A postman was wrongly slapped with a £110 fine after parking his delivery van for ten minutes – while helping a little old lady cross the road.
Kind postie David Welland, 31, helped an elderly resident while delivering letters on his route.
But he was gobsmacked when a council fined him £50 for parking in a controlled zone – despite postmen being allowed to park delivery vehicles without facing a ticket.
And when David appealed the fine, Barnet Council, in north London, upped it to £110.
He said: “I feel the attitude of Barnet has not only undermined but belittled the service Royal Mail gives the public, not only in its postal service but, as and when possible, to help, advise and assist.”
David, who lives in New Barnet, north London, was accused of breaching the controlled parking rules, which ran in the area between 2pm and 3pm, by just ten minutes.
It was only when he appealed to the parking adjudicator that the fine was revoked – despite 1kg of evidence being presented against him.
He also contacted three local councillors to fight the case, but said none got back to him.
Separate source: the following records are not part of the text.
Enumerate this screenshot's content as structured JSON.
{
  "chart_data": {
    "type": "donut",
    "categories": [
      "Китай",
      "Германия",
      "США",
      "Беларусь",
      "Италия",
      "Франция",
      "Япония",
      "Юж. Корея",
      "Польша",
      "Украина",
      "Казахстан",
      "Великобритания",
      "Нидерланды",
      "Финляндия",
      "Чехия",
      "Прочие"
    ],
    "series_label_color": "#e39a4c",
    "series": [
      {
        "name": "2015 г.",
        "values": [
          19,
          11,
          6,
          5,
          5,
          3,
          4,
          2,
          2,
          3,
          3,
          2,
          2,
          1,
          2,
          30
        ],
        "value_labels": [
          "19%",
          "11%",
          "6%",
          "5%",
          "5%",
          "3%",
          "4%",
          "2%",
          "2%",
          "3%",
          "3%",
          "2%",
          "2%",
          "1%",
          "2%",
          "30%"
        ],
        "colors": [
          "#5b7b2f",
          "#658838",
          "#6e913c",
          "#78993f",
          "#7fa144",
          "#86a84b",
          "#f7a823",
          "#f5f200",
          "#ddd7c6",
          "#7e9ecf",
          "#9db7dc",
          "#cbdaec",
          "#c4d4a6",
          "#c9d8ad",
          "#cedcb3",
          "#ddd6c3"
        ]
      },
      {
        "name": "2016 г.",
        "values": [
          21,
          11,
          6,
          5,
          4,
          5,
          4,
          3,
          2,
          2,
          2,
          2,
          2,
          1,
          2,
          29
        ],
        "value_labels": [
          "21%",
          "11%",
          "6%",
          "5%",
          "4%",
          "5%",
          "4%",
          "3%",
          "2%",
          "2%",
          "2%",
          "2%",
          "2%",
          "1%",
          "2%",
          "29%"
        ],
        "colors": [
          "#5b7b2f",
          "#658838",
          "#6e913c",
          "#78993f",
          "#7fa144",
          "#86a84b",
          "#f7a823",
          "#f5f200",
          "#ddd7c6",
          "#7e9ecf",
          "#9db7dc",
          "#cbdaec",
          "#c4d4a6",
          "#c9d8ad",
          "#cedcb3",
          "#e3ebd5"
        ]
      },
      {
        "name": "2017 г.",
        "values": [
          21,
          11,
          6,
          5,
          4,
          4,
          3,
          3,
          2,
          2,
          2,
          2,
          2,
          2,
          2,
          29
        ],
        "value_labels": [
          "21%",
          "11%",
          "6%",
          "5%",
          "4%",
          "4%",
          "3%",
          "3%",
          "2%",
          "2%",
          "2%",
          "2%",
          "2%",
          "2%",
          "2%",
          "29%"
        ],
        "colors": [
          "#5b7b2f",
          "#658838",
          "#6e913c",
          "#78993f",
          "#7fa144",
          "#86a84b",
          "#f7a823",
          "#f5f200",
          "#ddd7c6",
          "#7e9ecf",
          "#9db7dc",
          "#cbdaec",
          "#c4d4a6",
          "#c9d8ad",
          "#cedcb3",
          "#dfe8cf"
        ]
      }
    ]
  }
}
David stopped his car, which was not a red Royal Mail vehicle, while delivering letters on May 15.
But his return was slightly delayed when he stopped to help an old resident cross the road.
Local parking blogger Derek Dishman, who writes under the name Mr Mustard, accused the council of being motivated by a ‘desire for income’.
He said: “The council’s incorrect rejection of Mr Welland’s perfectly valid challenge may have been motivated by the council’s desire for income as that seems to have trumped the need to be good citizens.”
A Barnet Council spokesman said: “The vehicle in question – which on appearance did not look part of the branded Royal Mail fleet – was parked on a restricted yellow line in a controlled parking zone during the prescribed hours, between 2pm and 3pm.
“A penalty charge notice was issued to the vehicle for that reason.
“Having reviewed the evidence, the Traffic Adjudicator ruled in favour of Mr Welland.
“A decision by an adjudicator is based on their personal assessment of an appeal and does not set a precedent.”